Na linha de espera
À
C. F.
Seria pai afetivo, nunca burocrático neste processo de adoção. Havia sido cômico, pois estava centrado na idéia diante da mais fria senhora de olhos analíticos. Dorinha lhe preveniu para que se referisse a ela apenas como “senhora carismática”. Havia observado a frieza técnica como um carimbo fixado no papel exato. Preenchido o formulário por si só resumia a volumosa crônica sobre adoção consciente. A intimação marcava data e hora para o bate-papo informal no calvário de papel forense. Só assim prosseguiria o processo na linha de espera. A digníssima Assistente Social do fórum da comarca de Galo era de fato uma mulher rígida e arcana. Aquele homem de pequena estatura de nome Albuquerque Azeredo, tipo popular, franciscano nos hábitos, poderia dividir o seu bife. Poderia até transferir uma educação exemplar ao agregado. Sua educação de livros e sua estação de justas núpcias, sem papéis, sem testemunhas falariam contra a decisão? Há tanto preconceito contra as escolhas da liberdade.
Dorinha ocupou-se em clarificar de sentido a frase de Albuquerque sobre “pai afetivo, nunca burocrático” da melhor maneira que pode. Desejava minorar o sofrimento da orfandade e era só. Estavam de acordo, mas o processo seria por sua conta e risco. Ela mesma havia sido adotada com mimos desde a tenra idade. O pobre do Albuquerque vivia enrolado numa dívida que o prendia com garras desconhecidas. O endividamento, único de sua vida, o tornou um tipo quieto e evasivo. Temia ser confundido com lances de corrupção das notícias sobre grandes desfalques tão abundantes na imprensa da hora. O primeiro negócio mal empreendido fizera silenciar um otimista em pleno onirismo da sua vida. Havia recusado a condição de “mesário” numa eleição na comarca, pois não era digno de elogios, encalacrado como andava. Mesmo assim encarnava retidão física no terno enxovalhado do dia.
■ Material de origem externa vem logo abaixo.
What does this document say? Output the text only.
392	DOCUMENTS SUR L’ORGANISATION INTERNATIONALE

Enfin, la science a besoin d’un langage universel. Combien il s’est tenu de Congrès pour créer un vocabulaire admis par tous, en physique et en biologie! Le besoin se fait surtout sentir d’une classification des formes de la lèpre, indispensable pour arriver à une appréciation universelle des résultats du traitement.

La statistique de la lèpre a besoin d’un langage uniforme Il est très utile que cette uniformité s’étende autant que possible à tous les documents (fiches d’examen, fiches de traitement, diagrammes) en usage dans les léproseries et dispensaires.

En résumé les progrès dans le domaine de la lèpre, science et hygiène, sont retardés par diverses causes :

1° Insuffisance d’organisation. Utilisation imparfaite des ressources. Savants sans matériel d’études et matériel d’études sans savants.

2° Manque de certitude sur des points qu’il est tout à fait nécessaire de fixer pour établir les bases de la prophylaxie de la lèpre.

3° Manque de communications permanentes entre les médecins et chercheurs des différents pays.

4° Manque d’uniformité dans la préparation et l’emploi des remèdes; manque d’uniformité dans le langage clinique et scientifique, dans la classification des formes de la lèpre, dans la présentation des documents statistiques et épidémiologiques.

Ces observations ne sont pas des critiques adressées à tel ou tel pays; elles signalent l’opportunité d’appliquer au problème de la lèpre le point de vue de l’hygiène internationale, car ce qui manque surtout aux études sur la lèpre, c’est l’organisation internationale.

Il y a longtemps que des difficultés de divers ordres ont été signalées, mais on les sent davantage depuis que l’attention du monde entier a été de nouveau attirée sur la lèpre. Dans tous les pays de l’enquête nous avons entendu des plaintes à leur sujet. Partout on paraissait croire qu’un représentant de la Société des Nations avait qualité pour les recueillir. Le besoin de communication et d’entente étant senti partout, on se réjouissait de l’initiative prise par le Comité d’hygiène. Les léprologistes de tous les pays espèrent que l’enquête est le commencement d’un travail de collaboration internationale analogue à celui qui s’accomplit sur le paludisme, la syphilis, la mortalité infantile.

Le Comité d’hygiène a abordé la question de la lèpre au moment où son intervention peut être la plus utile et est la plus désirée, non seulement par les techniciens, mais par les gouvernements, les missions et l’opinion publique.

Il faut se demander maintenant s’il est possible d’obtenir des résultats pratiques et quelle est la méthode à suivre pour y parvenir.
De fato o escrivão cruzou a porta com a polícia levantando os bens que ainda restavam do negócio fiduciário. Curto e certo como um machado corta uma árvore o elixir dos números transformou-se no implacável veneno. Com o tempo firmou-se como vendedor de enciclopédia atravessando um caminho difícil. Dorinha sempre ao seu lado em tudo. Voltou aos estudos tornando-se Bacharel em Contabilidade, mas sem numerário. Quando perceberam no espelho do tempo haviam separado do amor apenas o próprio alimento.
- O senhor quer adotar?
- Sim.
- Deveria ter preenchido o formulário.
- Dorinha está em melhores condições do que eu para papéis...
- Não estou entendendo. Vivemos na burocracia. Pense no futuro. Na solicitação de guarda...
- No futuro haverá uma nova determinação. Pode me dizer o número de órfãos que estão esperando papéis e carimbos? Quer que assine? A senhora quer que eu assine? Diga onde...
- Quero que o senhor se retire. Disse a Assistente Social utilizando todo o poder pessoal.
Albuquerque então saiu democrata, assisado, dizendo:
- Não sei se a senhora está sendo simplista ou complexa demais...
Pouco depois desse estranho diálogo que marcaria toda uma existência perdida no corredor do fórum surgia uma doméstica com um bebê. Ficou paralisado por Dorinha. Justamente no horário combinado para a entrevista sobre adoção dois corações bateram (duas mudas e silenciosas faces de estrelas) num instante de duvida. Já no final do expediente forense os funcionários começaram a festejar o infante como Reis Magos. Era a filha do Desembargador Pederneiras.